Konten dari Pengguna

Tak Mau Berdiam Diri Pengungsi Gunung Agung meraup Rezeki di Pengungsian

I Gusti Ayu Diah Pramesti

I Gusti Ayu Diah Pramesti

Mahasiswa

clock
comment
0
sosmed-whatsapp-white
copy-circle
more-vertical

Tulisan dari I Gusti Ayu Diah Pramesti tidak mewakili pandangan dari redaksi kumparan

Tak Mau Berdiam Diri Pengungsi Gunung Agung meraup Rezeki di Pengungsian
zoom-in-whitePerbesar

Para petani sedang mengumpulkan hasil panen bunga gemitir, di Desa Negari, Banjarangkan, Klungkung, Bali, Minggu (01/04)

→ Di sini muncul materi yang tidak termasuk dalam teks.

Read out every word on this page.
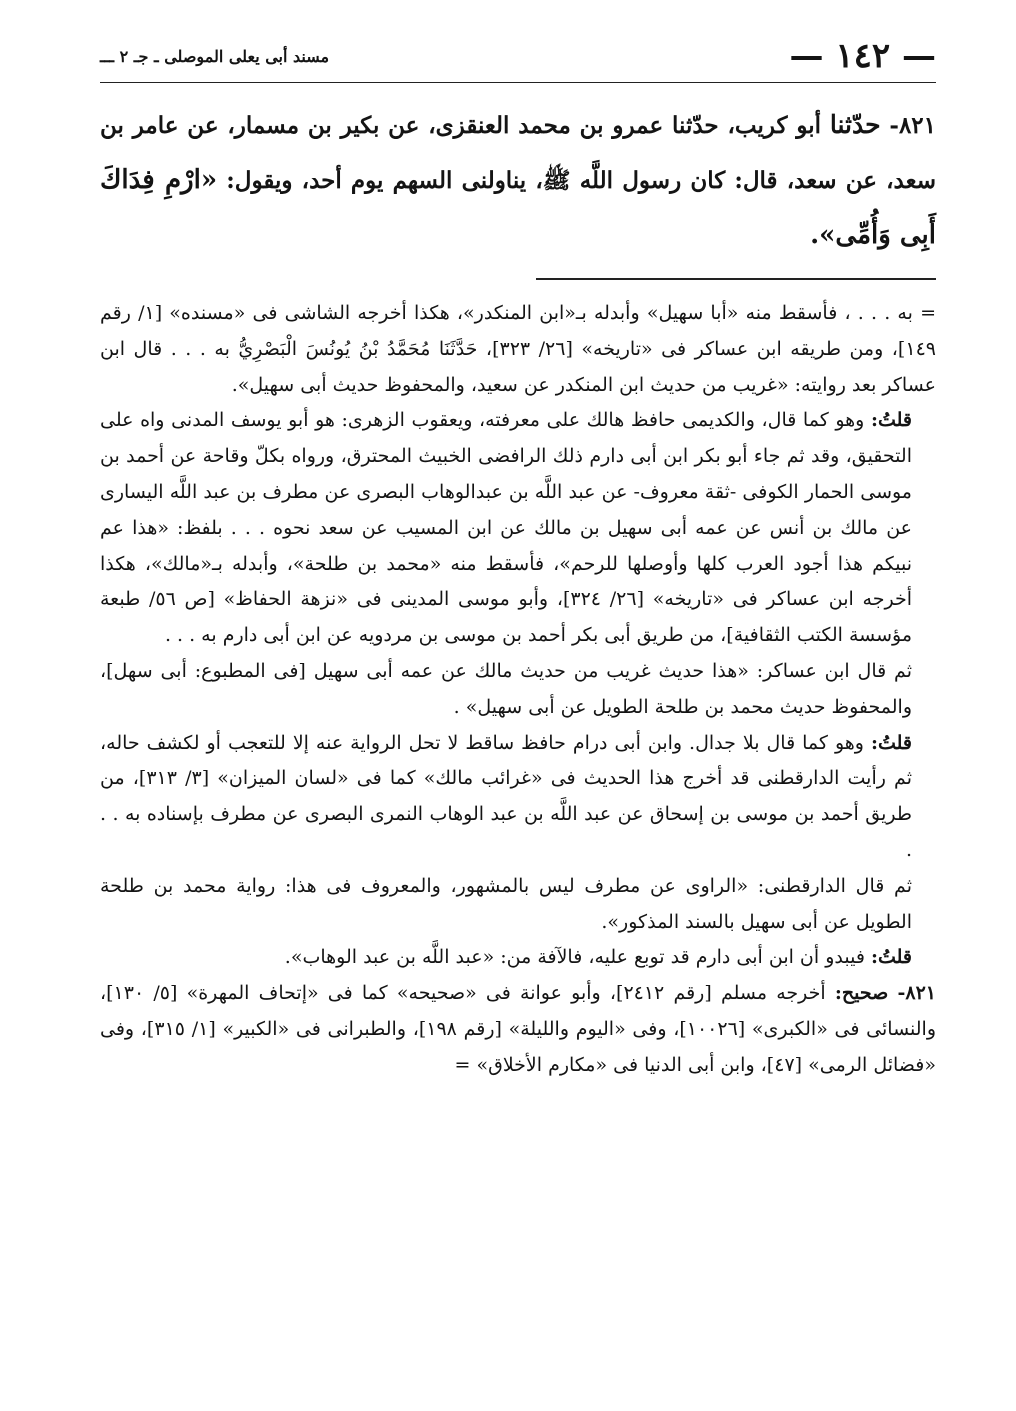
— ١٤٢ —
مسند أبى يعلى الموصلى ـ جـ ٢ ـــ
٨٢١- حدّثنا أبو كريب، حدّثنا عمرو بن محمد العنقزى، عن بكير بن مسمار، عن عامر بن سعد، عن سعد، قال: كان رسول اللَّه ﷺ، يناولنى السهم يوم أحد، ويقول: «ارْمِ فِدَاكَ أَبِى وَأُمِّى».

= به . . . ، فأسقط منه «أبا سهيل» وأبدله بـ«ابن المنكدر»، هكذا أخرجه الشاشى فى «مسنده» [١/ رقم ١٤٩]، ومن طريقه ابن عساكر فى «تاريخه» [٢٦/ ٣٢٣]، حَدَّثَنَا مُحَمَّدُ بْنُ يُونُسَ الْبَصْرِيُّ به . . . قال ابن عساكر بعد روايته: «غريب من حديث ابن المنكدر عن سعيد، والمحفوظ حديث أبى سهيل».

قلتُ: وهو كما قال، والكديمى حافظ هالك على معرفته، ويعقوب الزهرى: هو أبو يوسف المدنى واه على التحقيق، وقد ثم جاء أبو بكر ابن أبى دارم ذلك الرافضى الخبيث المحترق، ورواه بكلّ وقاحة عن أحمد بن موسى الحمار الكوفى -ثقة معروف- عن عبد اللَّه بن عبدالوهاب البصرى عن مطرف بن عبد اللَّه اليسارى عن مالك بن أنس عن عمه أبى سهيل بن مالك عن ابن المسيب عن سعد نحوه . . . بلفظ: «هذا عم نبيكم هذا أجود العرب كلها وأوصلها للرحم»، فأسقط منه «محمد بن طلحة»، وأبدله بـ«مالك»، هكذا أخرجه ابن عساكر فى «تاريخه» [٢٦/ ٣٢٤]، وأبو موسى المدينى فى «نزهة الحفاظ» [ص ٥٦/ طبعة مؤسسة الكتب الثقافية]، من طريق أبى بكر أحمد بن موسى بن مردويه عن ابن أبى دارم به . . .

ثم قال ابن عساكر: «هذا حديث غريب من حديث مالك عن عمه أبى سهيل [فى المطبوع: أبى سهل]، والمحفوظ حديث محمد بن طلحة الطويل عن أبى سهيل» .

قلتُ: وهو كما قال بلا جدال. وابن أبى درام حافظ ساقط لا تحل الرواية عنه إلا للتعجب أو لكشف حاله، ثم رأيت الدارقطنى قد أخرج هذا الحديث فى «غرائب مالك» كما فى «لسان الميزان» [٣/ ٣١٣]، من طريق أحمد بن موسى بن إسحاق عن عبد اللَّه بن عبد الوهاب النمرى البصرى عن مطرف بإسناده به . . .

ثم قال الدارقطنى: «الراوى عن مطرف ليس بالمشهور، والمعروف فى هذا: رواية محمد بن طلحة الطويل عن أبى سهيل بالسند المذكور».

قلتُ: فيبدو أن ابن أبى دارم قد توبع عليه، فالآفة من: «عبد اللَّه بن عبد الوهاب».

٨٢١- صحيح: أخرجه مسلم [رقم ٢٤١٢]، وأبو عوانة فى «صحيحه» كما فى «إتحاف المهرة» [٥/ ١٣٠]، والنسائى فى «الكبرى» [١٠٠٢٦]، وفى «اليوم والليلة» [رقم ١٩٨]، والطبرانى فى «الكبير» [١/ ٣١٥]، وفى «فضائل الرمى» [٤٧]، وابن أبى الدنيا فى «مكارم الأخلاق» =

Bunga gemitir membentang luas menghiasi pemandangan di jalanan Desa Negari Kabupaten Klungkung. Akhir-akhir ini namanya terkenal dan bermunculan diberbagai sosial media. Lahan yang awalnya berupa hamparan sawah dengan padi-padi bertebaran, sekarang disulap menjadi hamparan bunga jingga yang menyatu bersama cahaya matahari.

Sinar matahari semakin terik, tepat diatas kepala memancarkan sinar dengan energi panasnya. Namun tak mengurungkan niat para petani bunga gumitir mengais rezeki untuk kebutuhannya sehari-hari. Keringat bercucuran membasahi wajah dan sekujur tubuh. Kadek Martini berpacu dengan waktu demi memenuhi target petikannya hari ini. Walau hanya bermodalkan topi capil dan keranjang. Bunga gemitir satu persatu dipetik dan dikumpulkan. Tidak sendiri, ibu beranak dua ini berjuang bersama petani lainnya untuk memanen bunga gemitir. Sembari bercengkrama satu sama lain.

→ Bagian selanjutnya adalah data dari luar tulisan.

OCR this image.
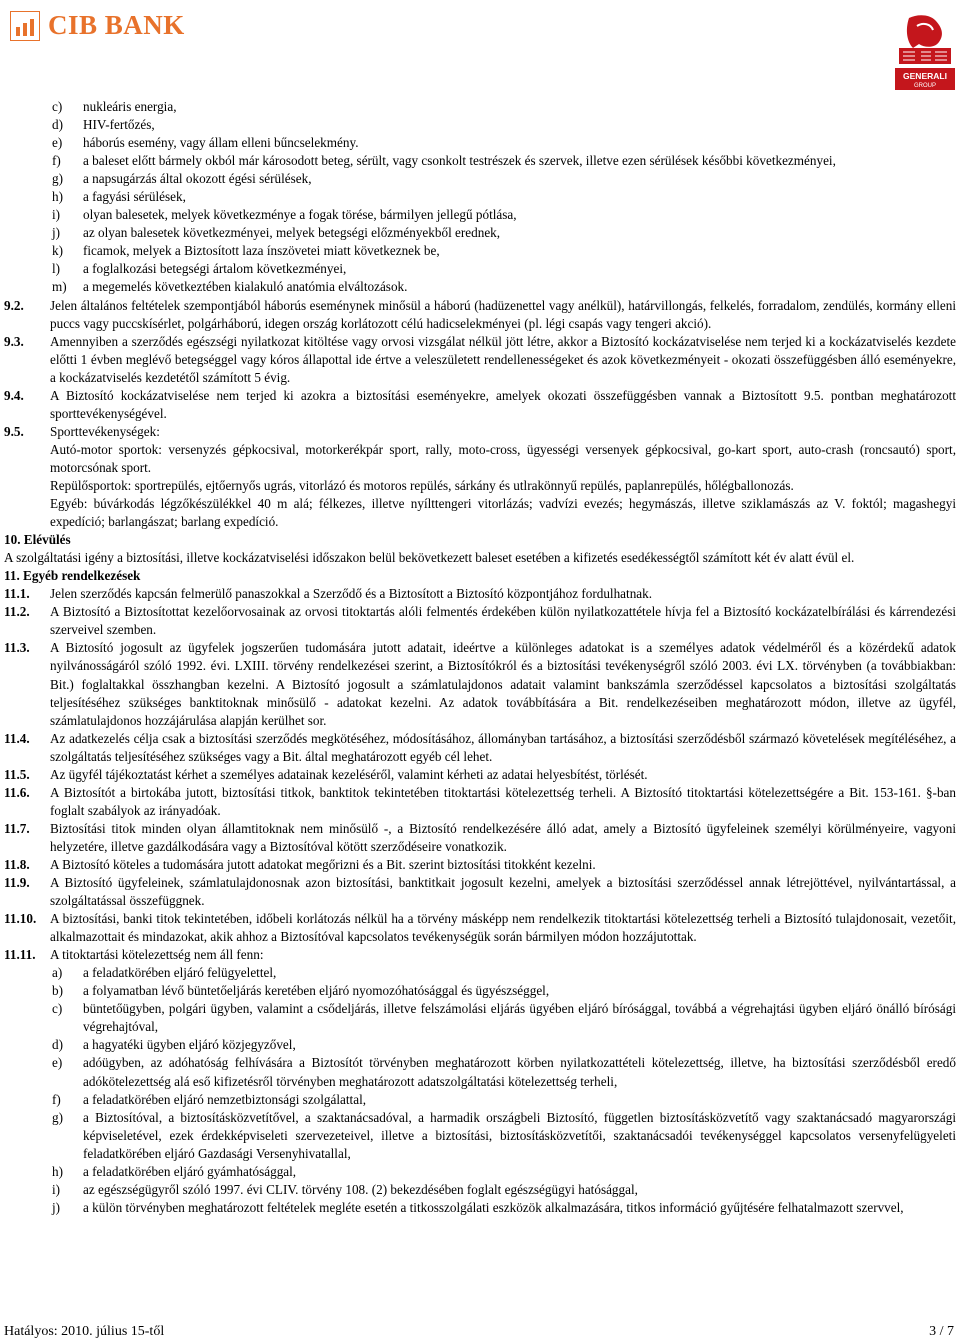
CIB BANK
GENERALI
GROUP
c)	nukleáris energia,
d)	HIV-fertőzés,
e)	háborús esemény, vagy állam elleni bűncselekmény.
f)	a baleset előtt bármely okból már károsodott beteg, sérült, vagy csonkolt testrészek és szervek, illetve ezen sérülések későbbi következményei,
g)	a napsugárzás által okozott égési sérülések,
h)	a fagyási sérülések,
i)	olyan balesetek, melyek következménye a fogak törése, bármilyen jellegű pótlása,
j)	az olyan balesetek következményei, melyek betegségi előzményekből erednek,
k)	ficamok, melyek a Biztosított laza ínszövetei miatt következnek be,
l)	a foglalkozási betegségi ártalom következményei,
m)	a megemelés következtében kialakuló anatómia elváltozások.
9.2.	Jelen általános feltételek szempontjából háborús eseménynek minősül a háború (hadüzenettel vagy anélkül), határvillongás, felkelés, forradalom, zendülés, kormány elleni puccs vagy puccskísérlet, polgárháború, idegen ország korlátozott célú hadicselekményei (pl. légi csapás vagy tengeri akció).
9.3.	Amennyiben a szerződés egészségi nyilatkozat kitöltése vagy orvosi vizsgálat nélkül jött létre, akkor a Biztosító kockázatviselése nem terjed ki a kockázatviselés kezdete előtti 1 évben meglévő betegséggel vagy kóros állapottal ide értve a veleszületett rendellenességeket és azok következményeit - okozati összefüggésben álló eseményekre, a kockázatviselés kezdetétől számított 5 évig.
9.4.	A Biztosító kockázatviselése nem terjed ki azokra a biztosítási eseményekre, amelyek okozati összefüggésben vannak a Biztosított 9.5. pontban meghatározott sporttevékenységével.
9.5.	Sporttevékenységek:
Autó-motor sportok: versenyzés gépkocsival, motorkerékpár sport, rally, moto-cross, ügyességi versenyek gépkocsival, go-kart sport, auto-crash (roncsautó) sport, motorcsónak sport.
Repülősportok: sportrepülés, ejtőernyős ugrás, vitorlázó és motoros repülés, sárkány és utlrakönnyű repülés, paplanrepülés, hőlégballonozás.
Egyéb: búvárkodás légzőkészülékkel 40 m alá; félkezes, illetve nyílttengeri vitorlázás; vadvízi evezés; hegymászás, illetve sziklamászás az V. foktól; magashegyi expedíció; barlangászat; barlang expedíció.
10. Elévülés
A szolgáltatási igény a biztosítási, illetve kockázatviselési időszakon belül bekövetkezett baleset esetében a kifizetés esedékességtől számított két év alatt évül el.
11. Egyéb rendelkezések
11.1.	Jelen szerződés kapcsán felmerülő panaszokkal a Szerződő és a Biztosított a Biztosító központjához fordulhatnak.
11.2.	A Biztosító a Biztosítottat kezelőorvosainak az orvosi titoktartás alóli felmentés érdekében külön nyilatkozattétele hívja fel a Biztosító kockázatelbírálási és kárrendezési szerveivel szemben.
11.3.	A Biztosító jogosult az ügyfelek jogszerűen tudomására jutott adatait, ideértve a különleges adatokat is a személyes adatok védelméről és a közérdekű adatok nyilvánosságáról szóló 1992. évi. LXIII. törvény rendelkezései szerint, a Biztosítókról és a biztosítási tevékenységről szóló 2003. évi LX. törvényben (a továbbiakban: Bit.) foglaltakkal összhangban kezelni. A Biztosító jogosult a számlatulajdonos adatait valamint bankszámla szerződéssel kapcsolatos a biztosítási szolgáltatás teljesítéséhez szükséges banktitoknak minősülő - adatokat kezelni. Az adatok továbbítására a Bit. rendelkezéseiben meghatározott módon, illetve az ügyfél, számlatulajdonos hozzájárulása alapján kerülhet sor.
11.4.	Az adatkezelés célja csak a biztosítási szerződés megkötéséhez, módosításához, állományban tartásához, a biztosítási szerződésből származó követelések megítéléséhez, a szolgáltatás teljesítéséhez szükséges vagy a Bit. által meghatározott egyéb cél lehet.
11.5.	Az ügyfél tájékoztatást kérhet a személyes adatainak kezeléséről, valamint kérheti az adatai helyesbítést, törlését.
11.6.	A Biztosítót a birtokába jutott, biztosítási titkok, banktitok tekintetében titoktartási kötelezettség terheli. A Biztosító titoktartási kötelezettségére a Bit. 153-161. §-ban foglalt szabályok az irányadóak.
11.7.	Biztosítási titok minden olyan államtitoknak nem minősülő -, a Biztosító rendelkezésére álló adat, amely a Biztosító ügyfeleinek személyi körülményeire, vagyoni helyzetére, illetve gazdálkodására vagy a Biztosítóval kötött szerződéseire vonatkozik.
11.8.	A Biztosító köteles a tudomására jutott adatokat megőrizni és a Bit. szerint biztosítási titokként kezelni.
11.9.	A Biztosító ügyfeleinek, számlatulajdonosnak azon biztosítási, banktitkait jogosult kezelni, amelyek a biztosítási szerződéssel annak létrejöttével, nyilvántartással, a szolgáltatással összefüggnek.
11.10.	A biztosítási, banki titok tekintetében, időbeli korlátozás nélkül ha a törvény másképp nem rendelkezik titoktartási kötelezettség terheli a Biztosító tulajdonosait, vezetőit, alkalmazottait és mindazokat, akik ahhoz a Biztosítóval kapcsolatos tevékenységük során bármilyen módon hozzájutottak.
11.11.	A titoktartási kötelezettség nem áll fenn:
a)	a feladatkörében eljáró felügyelettel,
b)	a folyamatban lévő büntetőeljárás keretében eljáró nyomozóhatósággal és ügyészséggel,
c)	büntetőügyben, polgári ügyben, valamint a csődeljárás, illetve felszámolási eljárás ügyében eljáró bírósággal, továbbá a végrehajtási ügyben eljáró önálló bírósági végrehajtóval,
d)	a hagyatéki ügyben eljáró közjegyzővel,
e)	adóügyben, az adóhatóság felhívására a Biztosítót törvényben meghatározott körben nyilatkozattételi kötelezettség, illetve, ha biztosítási szerződésből eredő adókötelezettség alá eső kifizetésről törvényben meghatározott adatszolgáltatási kötelezettség terheli,
f)	a feladatkörében eljáró nemzetbiztonsági szolgálattal,
g)	a Biztosítóval, a biztosításközvetítővel, a szaktanácsadóval, a harmadik országbeli Biztosító, független biztosításközvetítő vagy szaktanácsadó magyarországi képviseletével, ezek érdekképviseleti szervezeteivel, illetve a biztosítási, biztosításközvetítői, szaktanácsadói tevékenységgel kapcsolatos versenyfelügyeleti feladatkörében eljáró Gazdasági Versenyhivatallal,
h)	a feladatkörében eljáró gyámhatósággal,
i)	az egészségügyről szóló 1997. évi CLIV. törvény 108. (2) bekezdésében foglalt egészségügyi hatósággal,
j)	a külön törvényben meghatározott feltételek megléte esetén a titkosszolgálati eszközök alkalmazására, titkos információ gyűjtésére felhatalmazott szervvel,
Hatályos: 2010. július 15-től	3 / 7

Lahan yang semula berupa hamparan sawah dengan tanaman padi yang membentang luas sekarang menjadi perkebunan bunga gemitir yang memanjakan mata para pengunjunganya. Bukan tak beralasan. Kadek Martini bersama rekan seprofesinya berkerja keras memberdayakan lahan yang dikontraknya selama lebih dari delapan bulan. Mereka adalah pengungsi Gunung Agung yang tidak mau berdiam diri meratapi nasibnya. “Sudah dari Bulan September saya berkebun disini bersama suaminya,” ungkap perempuan yang kerap disapa Martini tersebut.

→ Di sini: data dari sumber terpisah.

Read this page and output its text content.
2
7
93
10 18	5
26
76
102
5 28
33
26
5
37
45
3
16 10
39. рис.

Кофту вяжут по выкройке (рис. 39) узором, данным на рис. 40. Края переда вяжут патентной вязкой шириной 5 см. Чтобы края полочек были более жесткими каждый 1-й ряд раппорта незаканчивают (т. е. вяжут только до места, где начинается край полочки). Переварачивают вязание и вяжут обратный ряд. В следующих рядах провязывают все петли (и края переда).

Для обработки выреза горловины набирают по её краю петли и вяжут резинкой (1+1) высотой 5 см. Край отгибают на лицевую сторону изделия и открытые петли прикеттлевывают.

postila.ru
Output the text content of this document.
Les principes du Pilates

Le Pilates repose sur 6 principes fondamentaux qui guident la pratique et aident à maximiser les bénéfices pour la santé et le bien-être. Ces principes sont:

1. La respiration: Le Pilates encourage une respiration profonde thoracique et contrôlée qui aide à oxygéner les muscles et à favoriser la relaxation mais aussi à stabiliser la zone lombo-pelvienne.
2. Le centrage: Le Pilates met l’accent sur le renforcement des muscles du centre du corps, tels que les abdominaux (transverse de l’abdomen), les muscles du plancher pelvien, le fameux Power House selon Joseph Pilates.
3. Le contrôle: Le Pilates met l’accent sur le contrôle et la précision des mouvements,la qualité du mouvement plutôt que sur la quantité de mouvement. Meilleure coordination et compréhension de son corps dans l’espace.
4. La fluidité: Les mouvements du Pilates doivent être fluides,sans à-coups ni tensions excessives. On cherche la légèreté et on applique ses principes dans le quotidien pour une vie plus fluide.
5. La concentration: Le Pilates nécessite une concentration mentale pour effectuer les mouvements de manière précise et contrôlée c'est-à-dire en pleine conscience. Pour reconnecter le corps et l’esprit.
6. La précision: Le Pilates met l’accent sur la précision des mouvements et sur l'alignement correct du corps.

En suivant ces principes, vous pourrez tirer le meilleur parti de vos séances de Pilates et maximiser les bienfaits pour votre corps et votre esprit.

Martini dan suaminya adalah warga Desa Besakih yang pertama kali membuka lahan untuk menanam bunga gemitir di Desa Negari. Berawal dari coba-coba Martini besama suaminya berhasil mendapat keuntungan bahkan melebihi usaha sebelumnya yg dilakukan di Desa Besakih. “Suami saya yang menjadi pembibit bunga ini (gemitir),” tutur Martini sambil meratakan bunga hasil petikannya.

Dengan bermodalkan kamar sewa dan sedikit lahan disekitarnya, suami Martini yaitu Kadek Sudiarta berjuang membuat pembibitan yang nantinya akan didistribusikan kepada petani-petani bunga gemitir. Hingga saat ini, ia pun dapat memperluas lahan sewaan dan memperkerjakan pengungsi lainnya.

Tak Mau Berdiam Diri Pengungsi Gunung Agung meraup Rezeki di Pengungsian (1)
zoom-in-whitePerbesar

Perkebunan bunga gemitir, di Desa Negari, Banjarangkan, Klungkung, Bali, Minggu (01/04)

Bencana yang diawal meresahkan dan menakutkan ternyata berubah menjadi keberuntungan saat ini. Berkembangnya usaha bunga gemitir, penghasilan Martini beserta suami, dan para petani bunga gemitir pun meningkat. “Untuk penghasilan dua sampai tiga juta dalam satu kali panen,” terang Martini.

Martini pun telah memiliki langganan tetap di Pasar Klungkung. Bahkan tidak jarang beberapa warga asli Desa Negari secara langsung berkunjung ke lahan perkebunan untuk membeli bunga gemitir.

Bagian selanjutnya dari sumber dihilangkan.